Reinke Bonte writes:

On Mon, 19 Apr 2004 18:51:54 -0400
Sam Varshavchik <[EMAIL PROTECTED]> wrote:

gettext is fine, except that it does not fit in sqwebmail's model,
where all language-dependent strings are already externalized into
separate files.

That is not true, Sam, language-dependent strings are intermingled in HTML-files. This is a very big difference compared to programs that use gettext for internationalization. When a new version of sqwebmail comes out, the translation process starts almost from zero again, because I need to copy and paste the old strings from the old HTML-templates to the new HTML-templates. That is a lot of work, I know it, because I have just done it.
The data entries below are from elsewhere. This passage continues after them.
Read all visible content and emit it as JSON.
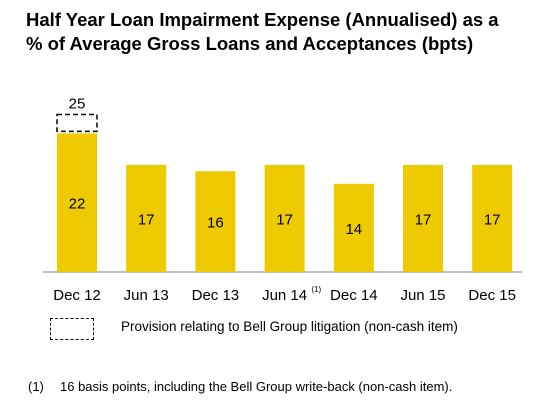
{
  "title_line1": "Half Year Loan Impairment Expense (Annualised) as a",
  "title_line2": "% of Average Gross Loans and Acceptances (bpts)",
  "colors": {
    "bar": "#EDCB00",
    "axis": "#808080",
    "text": "#000000"
  },
  "chart_data": {
    "type": "bar",
    "categories": [
      "Dec 12",
      "Jun 13",
      "Dec 13",
      "Jun 14",
      "Dec 14",
      "Jun 15",
      "Dec 15"
    ],
    "values": [
      22,
      17,
      16,
      17,
      14,
      17,
      17
    ],
    "category_superscripts": [
      "",
      "",
      "",
      "(1)",
      "",
      "",
      ""
    ],
    "overlay": {
      "category": "Dec 12",
      "total": 25,
      "style": "dashed-outline"
    },
    "title": "Half Year Loan Impairment Expense (Annualised) as a % of Average Gross Loans and Acceptances (bpts)",
    "xlabel": "",
    "ylabel": "",
    "ylim": [
      0,
      27
    ],
    "grid": false,
    "legend_placement": "bottom"
  },
  "legend": {
    "label": "Provision relating to Bell Group litigation (non-cash item)"
  },
  "footnote": {
    "number": "(1)",
    "text": "16 basis points, including the Bell Group write-back (non-cash item)."
  }
}
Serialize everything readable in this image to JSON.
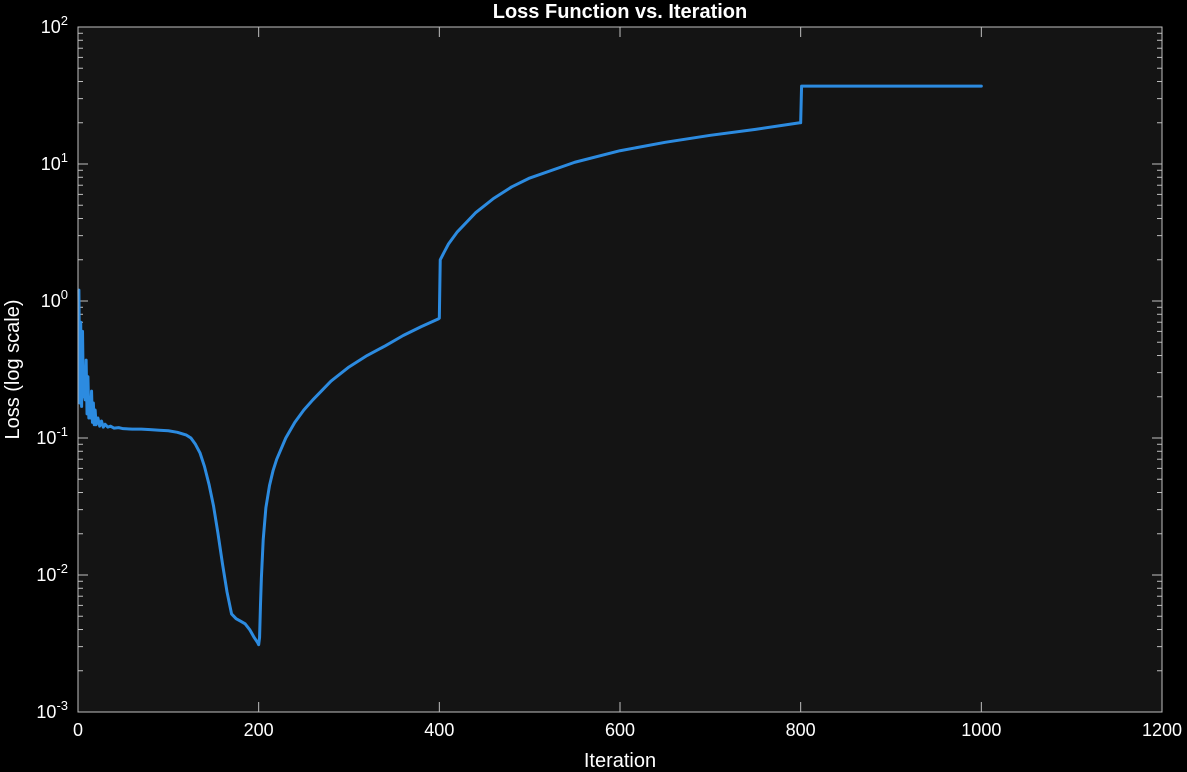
{
  "chart_data": {
    "type": "line",
    "title": "Loss Function vs. Iteration",
    "xlabel": "Iteration",
    "ylabel": "Loss (log scale)",
    "xlim": [
      0,
      1200
    ],
    "ylim": [
      0.001,
      100
    ],
    "yscale": "log",
    "grid": false,
    "x_ticks": [
      0,
      200,
      400,
      600,
      800,
      1000,
      1200
    ],
    "x_tick_labels": [
      "0",
      "200",
      "400",
      "600",
      "800",
      "1000",
      "1200"
    ],
    "y_ticks": [
      0.001,
      0.01,
      0.1,
      1,
      10,
      100
    ],
    "y_tick_labels": [
      {
        "base": "10",
        "exp": "-3"
      },
      {
        "base": "10",
        "exp": "-2"
      },
      {
        "base": "10",
        "exp": "-1"
      },
      {
        "base": "10",
        "exp": "0"
      },
      {
        "base": "10",
        "exp": "1"
      },
      {
        "base": "10",
        "exp": "2"
      }
    ],
    "series": [
      {
        "color": "#2c8be0",
        "x": [
          1,
          2,
          3,
          4,
          5,
          6,
          7,
          8,
          9,
          10,
          11,
          12,
          13,
          14,
          15,
          16,
          17,
          18,
          19,
          20,
          22,
          24,
          26,
          28,
          30,
          33,
          36,
          40,
          45,
          50,
          60,
          70,
          80,
          90,
          100,
          110,
          120,
          125,
          130,
          135,
          140,
          145,
          150,
          155,
          160,
          165,
          170,
          175,
          180,
          185,
          190,
          195,
          199,
          200,
          201,
          202,
          203,
          205,
          208,
          212,
          216,
          220,
          230,
          240,
          250,
          260,
          280,
          300,
          320,
          340,
          360,
          380,
          399,
          400,
          401,
          405,
          410,
          420,
          440,
          460,
          480,
          500,
          550,
          600,
          650,
          700,
          750,
          799,
          800,
          801,
          850,
          900,
          950,
          1000
        ],
        "y": [
          1.2,
          0.18,
          0.7,
          0.17,
          0.6,
          0.2,
          0.22,
          0.19,
          0.37,
          0.15,
          0.28,
          0.14,
          0.18,
          0.14,
          0.22,
          0.13,
          0.18,
          0.125,
          0.16,
          0.125,
          0.14,
          0.122,
          0.133,
          0.12,
          0.126,
          0.12,
          0.122,
          0.118,
          0.119,
          0.117,
          0.116,
          0.116,
          0.115,
          0.114,
          0.113,
          0.11,
          0.105,
          0.1,
          0.09,
          0.078,
          0.062,
          0.046,
          0.032,
          0.02,
          0.012,
          0.0075,
          0.0052,
          0.0048,
          0.0046,
          0.0044,
          0.004,
          0.0035,
          0.0032,
          0.0031,
          0.0035,
          0.006,
          0.0095,
          0.018,
          0.031,
          0.045,
          0.058,
          0.07,
          0.1,
          0.13,
          0.16,
          0.19,
          0.26,
          0.33,
          0.4,
          0.47,
          0.56,
          0.65,
          0.74,
          0.75,
          2.0,
          2.25,
          2.6,
          3.2,
          4.4,
          5.6,
          6.8,
          7.9,
          10.3,
          12.5,
          14.4,
          16.2,
          17.9,
          20.0,
          20.0,
          37.0,
          37.0,
          37.0,
          37.0,
          37.0
        ]
      }
    ]
  }
}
I, as a user, prefer gettext.

The point I was making is that we are not talking about wrapping gettext() around literal strings in C code, then feeding it to gettext to generate PO templates. That's not going to work here.

The only way I see to use gettext with sqwebmail is to:

A) Go through all the HTML files, locate all translatable text, and demarcate it somehow.

B) Modify sqwebmail's main generation loop to read the translatable text, and feed it to gettext.

Note: special-case the existing [#$ -- #] macros in sqwebmail's template files.

C) Put together a tool that reparses all the translatable strings and places
them into a dummy source file that's fed to gettext in order to generate the pot template files.


B and C is not too bad. The killer is A: a lot of manual work. It might be possible to write a once-only tool to automate the demarcation of translatable strings in html template files.